Molecular Population Genetics of Redundant Floral-Regulatory Genes in Arabidopsis thaliana
Author(s) -
Richard C. Moore,
Sarah R. Grant,
Michael D. Purugganan
Publication year - 2004
Publication title -
molecular biology and evolution
Language(s) - English
Resource type - Journals
SCImago Journal Rank - 6.637
H-Index - 218
eISSN - 1537-1719
pISSN - 0737-4038
DOI - 10.1093/molbev/msh261
Subject(s) - biology , genetics , gene , locus (genetics) , negative selection , functional divergence , arabidopsis thaliana , arabidopsis , population , balancing selection , molecular evolution , evolutionary biology , gene family , phylogenetics , genome , demography , sociology , mutant
Functional redundancy between duplicated genes is predicted to be transitory, as one gene either loses its function or gains a new function, or both genes accrue degenerative, yet complimentary mutations. Yet there are many examples where functional redundancy has been maintained between gene duplicates. To determine whether selection is acting on functionally redundant gene duplicates, we performed molecular evolution and population genetic analyses between two pairs of functionally redundant MADS-box genes from the model plant Arabidopsis thaliana: SEPALLATA1 (SEP1) and SEPALLATA2 (SEP2), involved in floral organ identity, and SHATTERPROOF1 (SHP1) and SHATTERPROOF2 (SHP2), involved in seed shattering. We found evidence for purifying selection acting to constrain functional divergence between paralogous genes. The protein evolution of both pairs of duplicate genes is functionally constrained, as evidenced by Ka/Ks ratios of 0.16 between paralogs. This functional constraint is stronger in the highly conserved DNA-binding and protein-binding MIK region than in the C-terminal region.

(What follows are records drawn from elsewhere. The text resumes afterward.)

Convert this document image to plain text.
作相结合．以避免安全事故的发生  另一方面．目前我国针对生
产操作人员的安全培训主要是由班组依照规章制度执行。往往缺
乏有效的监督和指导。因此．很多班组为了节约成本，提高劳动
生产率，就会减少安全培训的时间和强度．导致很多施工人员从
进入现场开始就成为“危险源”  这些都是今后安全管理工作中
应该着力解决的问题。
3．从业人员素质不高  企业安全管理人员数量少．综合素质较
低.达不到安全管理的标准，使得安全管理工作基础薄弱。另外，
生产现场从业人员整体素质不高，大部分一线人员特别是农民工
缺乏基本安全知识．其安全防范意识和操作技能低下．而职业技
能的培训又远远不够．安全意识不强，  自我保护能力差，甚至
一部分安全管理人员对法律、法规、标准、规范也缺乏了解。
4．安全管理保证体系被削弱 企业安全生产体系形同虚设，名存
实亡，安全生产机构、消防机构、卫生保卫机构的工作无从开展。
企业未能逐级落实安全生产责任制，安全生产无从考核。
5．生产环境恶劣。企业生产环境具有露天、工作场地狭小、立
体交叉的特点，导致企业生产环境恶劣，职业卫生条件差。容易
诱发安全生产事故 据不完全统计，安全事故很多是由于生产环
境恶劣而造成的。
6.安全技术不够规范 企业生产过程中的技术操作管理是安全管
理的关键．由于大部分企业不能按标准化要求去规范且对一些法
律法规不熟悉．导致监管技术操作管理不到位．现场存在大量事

We also assayed the evolutionary forces acting between orthologs of the SEP and SHP genes in A. thaliana and the closely related species, Arabidopsis lyrata. Heterogeneity analyses of the polymorphism-to-divergence ratio indicate selective sweeps have occurred within the transcriptional unit of SHP1 and the promoter of SHP2 in the A. thaliana lineage. Similar analyses identified a significant reduction in polymorphism within the SEP1 locus, spanning the 3' region of intron 1 to exon 3, that may represent an intragenic sweep within the SEP1 locus. We discuss whether the evolutionary forces acting on SEP1 and SEP2 versus SHP1 and SHP2 vary according to their position in the floral developmental pathway, as found with other floral-regulatory genes.